I know this because I tried to take the test now just for a laugh and it insists on e-mailing your results to you. I guess now I’ll never know my “Real Age”! 🙁

They questions they ask you are freaking absurd too. Along the lines of Do you drink and Drive, do your friends and family drink and drive? etc.

I’ve got to say, that business model is as clever as it is evil, and at least twice as shameless.

So unless you’re willing to set up a new account just for this, they’ll definitely be able to spam your real e-mail account.

One of the handy benefits of owning your own domain and running your own mail server, eh?

blf,
The IronMeasure-Protect-o-Magic™ is way over-engineered. To protect my Radio Shack irony meter in a strong irony field, i merely removed my tin foil hat and place it over the meter whilst doing my measurements.

So unless you’re willing to set up a new account just for this, they’ll definitely be able to spam your real e-mail account.

Hail the Mailinator.

“It all involves a company called RealAge, which offers an online quiz and calculates your “real age” based on your demographic factors, habits, and health history”

Oh, hey, it’s Wii Fit

Lucky you DC Sessions. 🙂 Nice one, Stagyar zil Doggo! I’m going to get a lot of use out of that site, thanks!

Is is true you can now get Irony Meters with USB? I’ve heard they can log the source of the irony to a database at the CDC. That’s cool.

I’ve always found the Pharma Shill Gambit especially weird since the SCAM practitioners are usually selling the very thing they are talking up. I guess only indirect profit is a sin.

I had a doctor who boasted about being a pharma shill.
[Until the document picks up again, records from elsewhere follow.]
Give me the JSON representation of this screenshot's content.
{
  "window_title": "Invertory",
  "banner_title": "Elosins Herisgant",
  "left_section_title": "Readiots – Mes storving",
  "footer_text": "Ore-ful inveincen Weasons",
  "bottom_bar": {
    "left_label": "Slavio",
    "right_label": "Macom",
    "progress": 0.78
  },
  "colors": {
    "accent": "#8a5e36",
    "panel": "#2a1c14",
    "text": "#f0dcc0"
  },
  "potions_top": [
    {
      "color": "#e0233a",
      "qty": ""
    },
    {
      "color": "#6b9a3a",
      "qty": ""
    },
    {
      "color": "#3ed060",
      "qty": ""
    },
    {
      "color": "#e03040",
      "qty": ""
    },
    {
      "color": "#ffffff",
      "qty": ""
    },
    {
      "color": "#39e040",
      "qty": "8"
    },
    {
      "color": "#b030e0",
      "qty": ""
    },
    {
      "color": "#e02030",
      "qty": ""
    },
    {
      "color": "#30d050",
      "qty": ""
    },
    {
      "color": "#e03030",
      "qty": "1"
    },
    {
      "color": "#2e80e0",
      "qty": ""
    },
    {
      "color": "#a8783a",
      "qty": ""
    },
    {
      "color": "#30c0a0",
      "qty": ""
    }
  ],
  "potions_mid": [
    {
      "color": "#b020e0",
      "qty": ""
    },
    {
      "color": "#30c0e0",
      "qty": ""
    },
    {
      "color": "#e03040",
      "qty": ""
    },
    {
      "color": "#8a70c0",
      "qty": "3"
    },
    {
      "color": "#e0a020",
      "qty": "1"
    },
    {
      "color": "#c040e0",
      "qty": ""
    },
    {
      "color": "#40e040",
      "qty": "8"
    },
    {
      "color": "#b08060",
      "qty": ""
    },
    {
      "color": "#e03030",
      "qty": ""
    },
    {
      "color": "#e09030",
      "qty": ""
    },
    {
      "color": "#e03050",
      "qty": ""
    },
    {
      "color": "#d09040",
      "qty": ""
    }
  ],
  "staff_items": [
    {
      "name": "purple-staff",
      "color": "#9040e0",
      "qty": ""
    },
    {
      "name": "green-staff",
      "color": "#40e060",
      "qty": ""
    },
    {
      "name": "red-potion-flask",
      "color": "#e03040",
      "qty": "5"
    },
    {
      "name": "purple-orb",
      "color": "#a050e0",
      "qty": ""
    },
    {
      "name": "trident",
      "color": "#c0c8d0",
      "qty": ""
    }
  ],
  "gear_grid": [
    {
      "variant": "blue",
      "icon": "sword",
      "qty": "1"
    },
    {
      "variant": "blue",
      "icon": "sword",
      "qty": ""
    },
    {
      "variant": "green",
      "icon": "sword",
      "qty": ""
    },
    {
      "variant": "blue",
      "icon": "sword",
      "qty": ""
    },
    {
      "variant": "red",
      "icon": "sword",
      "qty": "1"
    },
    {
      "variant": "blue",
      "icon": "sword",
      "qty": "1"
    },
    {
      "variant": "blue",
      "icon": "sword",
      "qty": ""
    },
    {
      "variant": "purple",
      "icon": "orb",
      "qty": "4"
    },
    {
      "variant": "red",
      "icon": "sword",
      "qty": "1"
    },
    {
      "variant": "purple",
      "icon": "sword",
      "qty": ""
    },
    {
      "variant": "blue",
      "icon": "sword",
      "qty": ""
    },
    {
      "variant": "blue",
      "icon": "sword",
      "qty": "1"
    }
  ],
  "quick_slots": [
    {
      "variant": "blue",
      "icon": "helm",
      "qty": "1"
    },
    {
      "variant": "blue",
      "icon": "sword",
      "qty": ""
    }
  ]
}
Of course, it sounded so much better when he phrased it as being such an expert about the drugs in his specialty that drug companies would pay him to talk to other doctors about them. I think it was even in the standard phone message you got when you called his office and the receptionist was off duty.

In my case, he didn’t seem to know the difference between symptoms of overdose vs. a new medical condition, but I’m sure the company was happy his answer was to prescribe their latest drug to alleviate those symptoms. (Which actually made it worse.) He was very adept at countering skepticism based on negative findings in non-industry funded studies.

I guess he’s the exception that proves the rule, the way a “No Parking Here to Corner” sign indicates you can park on the block up to the sign. There really aren’t that many pharma shills, and they’re not exactly sneaky about it.

As one who has hired Big Pharma shills, I can tell you there are all kinds of physicians, the vast majority very ethical, some not so much. Interventional cardiology grew from nothing to a key procedure over 10-15 years because of the partnership between industry and cardiologists (and interventional radiologists).

By the way, I’m glad this website constantly points out the Big CAM shills out there. I am trying to find a way to compare revenues and profits of Big CAM vs. Big Pharma. Unfortunately, it’s too complicated, so if anyone knows of a way, I’d love it.

I wonder how long it’ll be before they start selling their data to insurance companies in order to provide evidence of preexisting conditions.